Hari ini ketika media digital menggeser perannya, modus yang dijalankan tak jauh berbeda. Hanya operatornya saja yang bertukar posisi.
Pada masa media analog, komodifikasi dijalankan organisasi media, institusi perancang iklan, atau lembaga perawatan kemolekan tubuh.
Sedangkan di masa media digital, lewat kepemilikan media sosial, individu-individu lah yang melakukannya.
Mereka punya profesi dengan sebutan megah, endorser, influencer, atau buzzer. Masing-masing punya ciri cara kerja yang berbeda.

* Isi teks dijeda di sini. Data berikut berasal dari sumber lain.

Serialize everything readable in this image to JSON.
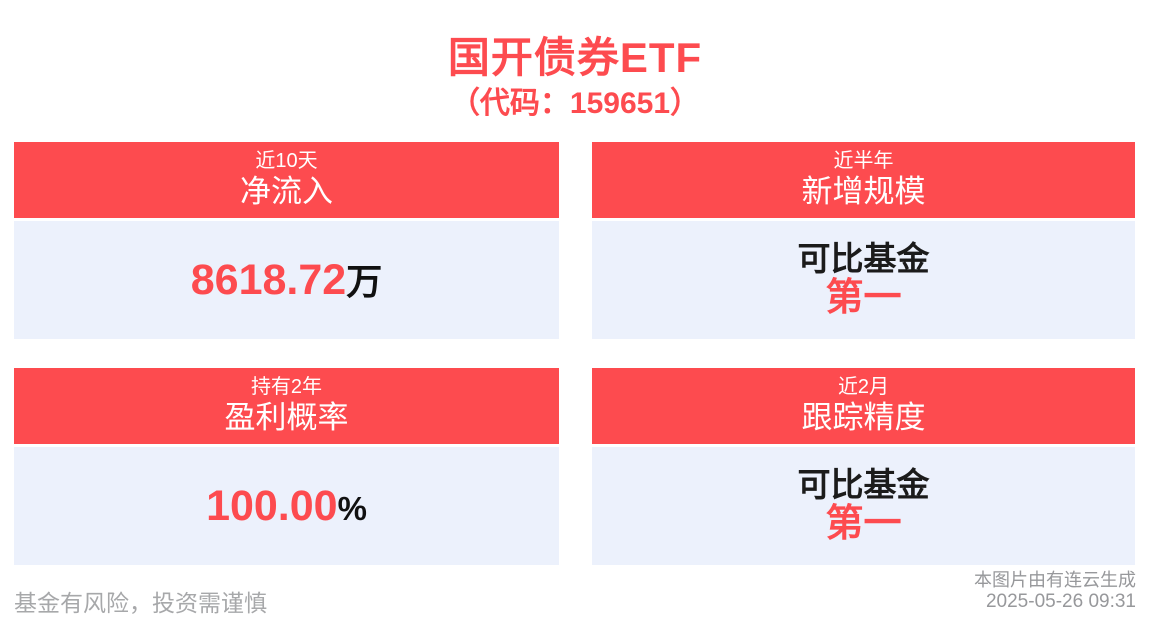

Perkenalkan. Namanya Megadiana.
Seorang pelajar kelas 1 di SMA di sebuah kota yang jauh dari hiruk pikuk ibukota.
Dari tingkat sekolah yang sedang ditempuhnya, Megadiana adalah perempuan yang beranjak jadi perempuan dewasa.
Sama seperti teman-teman sebayanya, perempuan muda ini punya beberapa akun media sosial. TikTok, Instagram, aktif di group WA untuk aneka aktivitas.
Tak jarang juga Megadiana menikmati tayangan Youtube, walaupun dia tak punya channel yang digarapnya serius.
Jika sedang menginginkan kisah-kisah di luar perhatiannya yang dipadati aktivitas sekolah, tak jarang Megadiana membaca cerita karya kaum sepantarannya lewat Wattpad.
Baca Juga: Tak Perlu Insecure, Ini 5 Hal yang Perempuan Single Perlu Lakukan
Menggambarkan perempuan muda ini, layaknya menggambarkan perempuan Gen Z lain, yang hidup hari ini.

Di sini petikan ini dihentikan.